On est loin de la poésie poétifiante (j’allais écrire poétichiante) si répandue. Et si horripilante, soit parce qu’elle ne voit pas plus loin que le bout de son narcissisme, nous prenant en otage dans l’ennui de ses effusions lyrico-névrotiques, soit qu’elle se perde dans des verbiages autour d’une éthérée « présence » crypto-mallarméenne… Il y a soudain avec Albarracin une fraîcheur, une délicieuse stupeur à lire, entendre tout autre chose, fait d’une extraordinaire probité d’écriture, d’un très libérateur scrupule à ne pas faire de la poésie comme on verse du sucre sur du sucre aurait dit Gombrowicz.
Au fond, il semble que Laurent Albarracin ait pris en compte une chose qu’avait déjà dite William Wordsworth dans un poème intitulé « The Tables Turned » (1798) :
La nature nous transmet de précieux renseignements
Mais l’intellect, touche-à-tout morose,
Déforme la beauté naturelle des choses
Et les assassine en les disséquant.
Une chose tellement évidente que personne ne la comprends, une leçon que personne ne veut entendre.
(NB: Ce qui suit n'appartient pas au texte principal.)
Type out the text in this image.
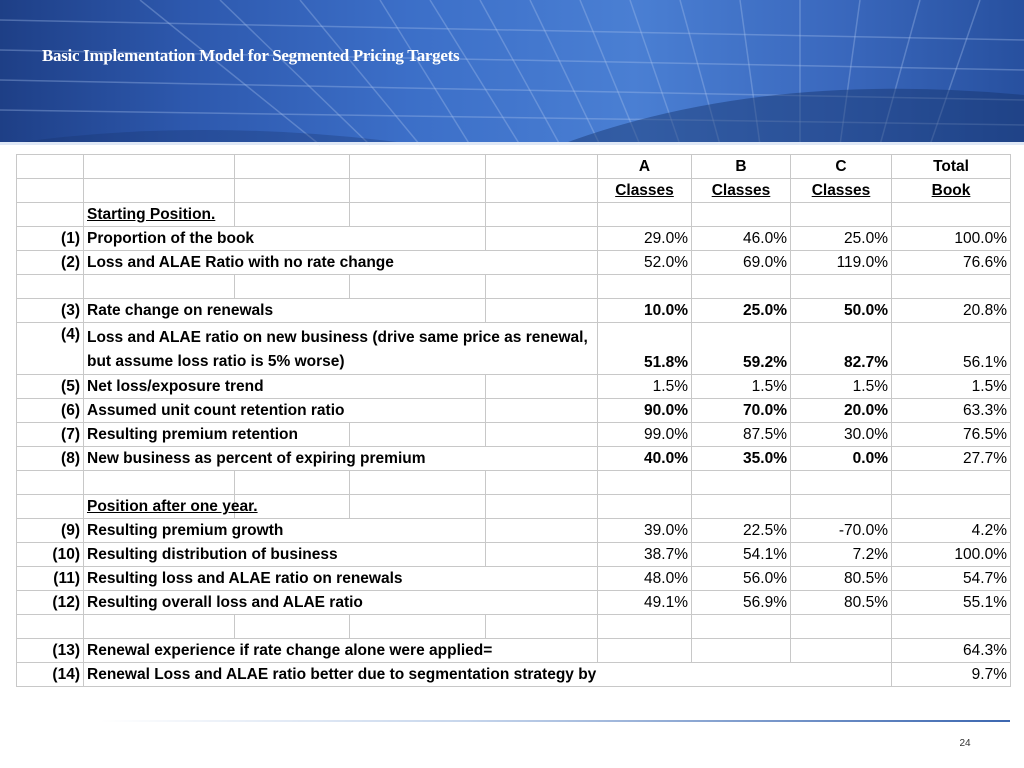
Basic Implementation Model for Segmented Pricing Targets
					A	B	C	Total
					Classes	Classes	Classes	Book
	Starting Position.							
(1)	Proportion of the book				29.0%	46.0%	25.0%	100.0%
(2)	Loss and ALAE Ratio with no rate change				52.0%	69.0%	119.0%	76.6%

(3)	Rate change on renewals				10.0%	25.0%	50.0%	20.8%
(4)	Loss and ALAE ratio on new business (drive same price as renewal, but assume loss ratio is 5% worse)				51.8%	59.2%	82.7%	56.1%
(5)	Net loss/exposure trend				1.5%	1.5%	1.5%	1.5%
(6)	Assumed unit count retention ratio				90.0%	70.0%	20.0%	63.3%
(7)	Resulting premium retention				99.0%	87.5%	30.0%	76.5%
(8)	New business as percent of expiring premium				40.0%	35.0%	0.0%	27.7%

	Position after one year.							
(9)	Resulting premium growth				39.0%	22.5%	-70.0%	4.2%
(10)	Resulting distribution of business				38.7%	54.1%	7.2%	100.0%
(11)	Resulting loss and ALAE ratio on renewals				48.0%	56.0%	80.5%	54.7%
(12)	Resulting overall loss and ALAE ratio				49.1%	56.9%	80.5%	55.1%

(13)	Renewal experience if rate change alone were applied=							64.3%
(14)	Renewal Loss and ALAE ratio better due to segmentation strategy by							9.7%
24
Alors on dissèque, on déforme, et l’on assassine, on assassine… Car l’intellect, jacassant, pérorant, palabrant, pontifiant veut avoir le dernier mot. Et il l’aura.
La poésie de Laurent Albarracin est décréative, elle procède par élagage, ablation, suppression : débarrasser la chose de toute scorie, l’épousseter des « crayeuses conjectures ». La démarche du réisophe est à la fois apophatique (approcher de la connaissance de la chose en partant de ce qu’elle n’est pas) et apoïétique : se refuser d’atteindre la chose par l’empilement des attributs de son être, ou même par la pureté de son absolu « ce qui serait gravement la rater »… Disons par l’étonnement, le dé-paysement que suscite la chose en son apparition (la signature plutôt que la causalité), le moment épiphanique où son ipséité s’affirme en quelque sorte.
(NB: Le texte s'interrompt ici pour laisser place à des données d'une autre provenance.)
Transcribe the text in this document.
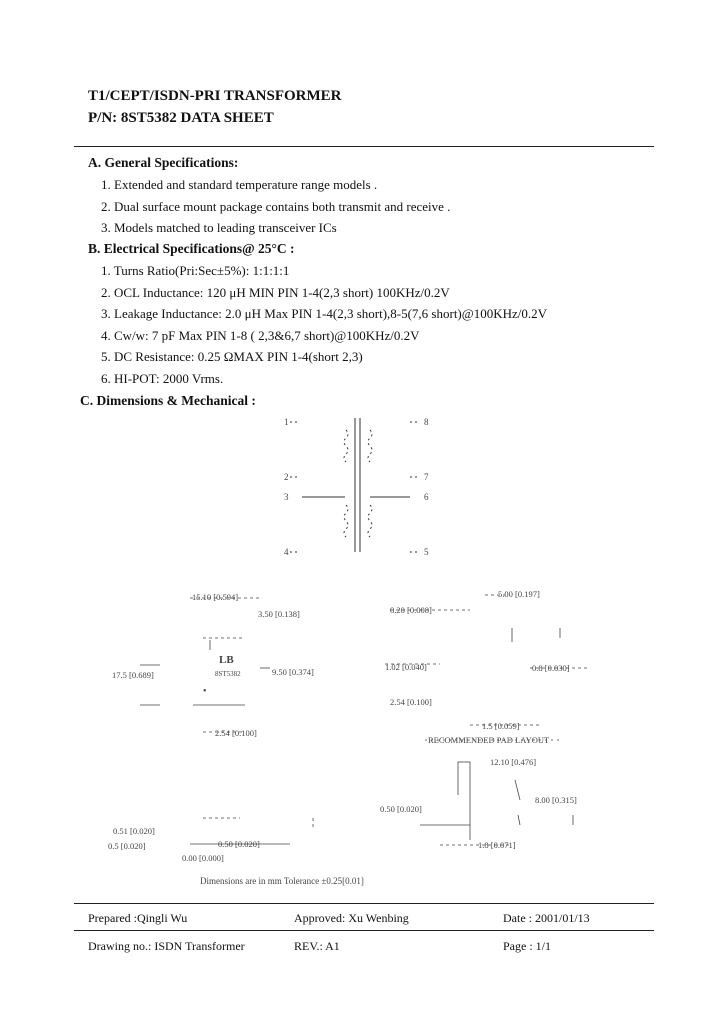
T1/CEPT/ISDN-PRI TRANSFORMER
P/N: 8ST5382 DATA SHEET
A. General Specifications:
1. Extended and standard temperature range models .
2. Dual surface mount package contains both transmit and receive .
3. Models matched to leading transceiver ICs
B. Electrical Specifications@ 25°C :
1. Turns Ratio(Pri:Sec±5%): 1:1:1:1
2. OCL Inductance: 120 μH MIN PIN 1-4(2,3 short) 100KHz/0.2V
3. Leakage Inductance: 2.0 μH Max PIN 1-4(2,3 short),8-5(7,6 short)@100KHz/0.2V
4. Cw/w: 7 pF Max PIN 1-8 ( 2,3&6,7 short)@100KHz/0.2V
5. DC Resistance: 0.25 ΩMAX PIN 1-4(short 2,3)
6. HI-POT: 2000 Vrms.
C. Dimensions & Mechanical :
1
2
3
4
8
7
6
5
15.10 [0.594]
3.50 [0.138]
17.5 [0.689]	9.50 [0.374]
2.54 [0.100]
LB
8ST5382
•
5.00 [0.197]
0.20 [0.008]
1.02 [0.040]	0.8 [0.030]
2.54 [0.100]
1.5 [0.059]
RECOMMENDED PAD LAYOUT
12.10 [0.476]
8.00 [0.315]
0.50 [0.020]
1.8 [0.071]
0.51 [0.020]
0.5 [0.020]	0.50 [0.020]
0.00 [0.000]
Dimensions are in mm Tolerance ±0.25[0.01]
Prepared :Qingli Wu	Approved: Xu Wenbing	Date : 2001/01/13
Drawing no.: ISDN Transformer	REV.: A1	Page : 1/1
La réisophie est une pratique, elle se veut un mode de vie, un effort concret de transformation de soi (metanoïa) moins par la méditation que par la perception, un exercice moins spirituel que corporel d’attention-abandon au monde et de défiance à l’égard du langage vecteur d’anthropomorphisme (tout en assumant l’arbitraire du signe et ses possibilités ludiques).
Sans doute la chose ne pense pas.
C’est l’homme qui pense.
Mais peut-être que la chose
En ne pensant pas
Se retire en soi
Plus que ne fait l’homme qui pense
Et qu’alors elle fait secrètement
La même chose que penser. (p. 196)
J’ai le sentiment qu’avec ces mots insuffisants je suis tombé sur l’écueil signalé par Wordsworth, mais pour ma défense, cette maladresse est l’expression du tremblement reçu et c’est cela seul qui compte – j’aimerais que mes lecteurs puissent éprouver par eux-mêmes l’ampleur de cette révolution copernicienne d’un poète interrogeant l’évidence du secret, le secret même du secret.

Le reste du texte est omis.